Windows - Configuration - Copy File From Payload

What the Copy File from Payload Worklet does

This Automox Worklet™ copies files from the Worklet's payload storage to a destination directory you specify on Windows endpoints. You can upload any file–configuration files, scripts, MSI installers, or data files–and the Worklet automatically distributes it to multiple endpoints.

The Worklet uses PowerShell's Copy-Item cmdlet to transfer files from the Worklet's working directory to your specified target path. If the destination directory doesn't exist, the Worklet automatically creates it before copying the file, verifying reliable file placement even in new directory structures.

Why distribute files through Automox Worklets

Software deployments often require supporting files like configuration files, license keys, custom scripts, or data files that must exist on the endpoint before an application can run. Manually copying these files to hundreds or thousands of endpoints wastes hours of administrative time and introduces errors when technicians miss endpoints or copy files to wrong locations.

Group Policy Preferences can deploy files but requires Active Directory infrastructure, creates unnecessary dependencies, and lacks the flexibility to target specific endpoint groups or execute only under certain conditions. GPO-based file deployment also struggles with large files or binary payloads that exceed GPO size limits.

Some applications cannot pull configuration files from network shares due to permission restrictions, timing issues during boot, or network connectivity requirements that are not met when the application starts. These applications need their configuration files copied to specific local paths before they launch.

Security tools, monitoring agents, and custom scripts often require certificate files, authentication tokens, or encrypted configuration files deployed to predefined locations.
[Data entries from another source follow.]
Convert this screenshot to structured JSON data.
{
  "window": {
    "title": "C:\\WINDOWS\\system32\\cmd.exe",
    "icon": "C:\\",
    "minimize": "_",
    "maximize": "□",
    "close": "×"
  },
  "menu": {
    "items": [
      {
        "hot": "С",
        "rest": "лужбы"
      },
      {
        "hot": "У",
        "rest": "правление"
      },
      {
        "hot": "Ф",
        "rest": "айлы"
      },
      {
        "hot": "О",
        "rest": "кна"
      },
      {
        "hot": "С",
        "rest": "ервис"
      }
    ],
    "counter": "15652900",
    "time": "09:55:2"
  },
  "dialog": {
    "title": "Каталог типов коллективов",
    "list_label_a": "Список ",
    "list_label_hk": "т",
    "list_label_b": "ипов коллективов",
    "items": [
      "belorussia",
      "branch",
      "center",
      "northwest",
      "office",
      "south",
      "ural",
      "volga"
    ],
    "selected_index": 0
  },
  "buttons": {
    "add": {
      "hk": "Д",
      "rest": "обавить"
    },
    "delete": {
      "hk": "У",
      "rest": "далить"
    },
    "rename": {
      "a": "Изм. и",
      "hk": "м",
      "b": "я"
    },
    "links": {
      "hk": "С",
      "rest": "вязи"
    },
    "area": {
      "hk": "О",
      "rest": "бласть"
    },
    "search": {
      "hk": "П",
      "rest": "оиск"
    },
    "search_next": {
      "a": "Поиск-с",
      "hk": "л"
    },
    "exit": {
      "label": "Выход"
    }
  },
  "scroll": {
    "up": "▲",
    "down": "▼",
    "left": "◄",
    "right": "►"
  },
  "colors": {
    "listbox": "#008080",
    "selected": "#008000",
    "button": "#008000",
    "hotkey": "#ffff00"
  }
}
These files contain sensitive data that should be distributed through secure, auditable channels rather than network shares where permissions and access logging are difficult to control.

How payload file distribution works

1. Evaluation phase: The Worklet checks if the target file already exists at the specified filepath. If the file is present, evaluation returns success (exit code 0) and remediation is skipped, preventing unnecessary file overwrites. If the file is absent, evaluation returns failure (exit code 1) to trigger remediation.

2. Remediation phase: The Worklet verifies the destination directory exists, creating it with New-Item if necessary, then copies the payload file from the Worklet's working directory to the target location using Copy-Item with the Force parameter to overwrite any existing file.

File distribution requirements

• Windows 7 or later (workstations) or Windows Server 2008 R2 or later

• PowerShell 3.0 or later (usually pre-installed on supported Windows versions)

• File uploaded to Worklet payload before deployment–the file must be present in the Worklet configuration

• Write permissions to the destination directory path or the parent directory if the Worklet needs to create it

• Configure the $filename and $filepath variables in the Worklet script to match your target file name and destination directory

Expected file distribution state

The payload file is copied from the Automox Worklet payload folder to the destination path you specified in the Worklet parameters. The file exists on the endpoint's local storage with the same name and contents as the original payload file you uploaded.

Applications can now access the file at the specified location. Configuration files are in place before applications start. License keys, certificates, and authentication tokens are available when software needs them. Scripts and executables are staged in their required directories ready for execution.

The file persists on the endpoint until you delete it manually or with another Worklet. The file permissions match the default permissions for the destination folder, or you can specify custom permissions as part of your deployment process.

You can verify the file deployment by checking the destination path on the endpoint. The file's creation timestamp shows when the Worklet ran, and the file size matches the original payload file uploaded to Automox.

How to validate copy file from payload changes

1. Run this Worklet on a pilot Windows endpoint and review evaluation output for copy file from payload.

2. Confirm Automox activity logs show successful completion and exit code 0.

3. Verify endpoint state using checks aligned to evaluation script logic, such as Test-Path, Write-Output.

4. Validate remediation effects from script operations such as Test-Path, Write-Output, Copy-Item, then rerun evaluation for compliance.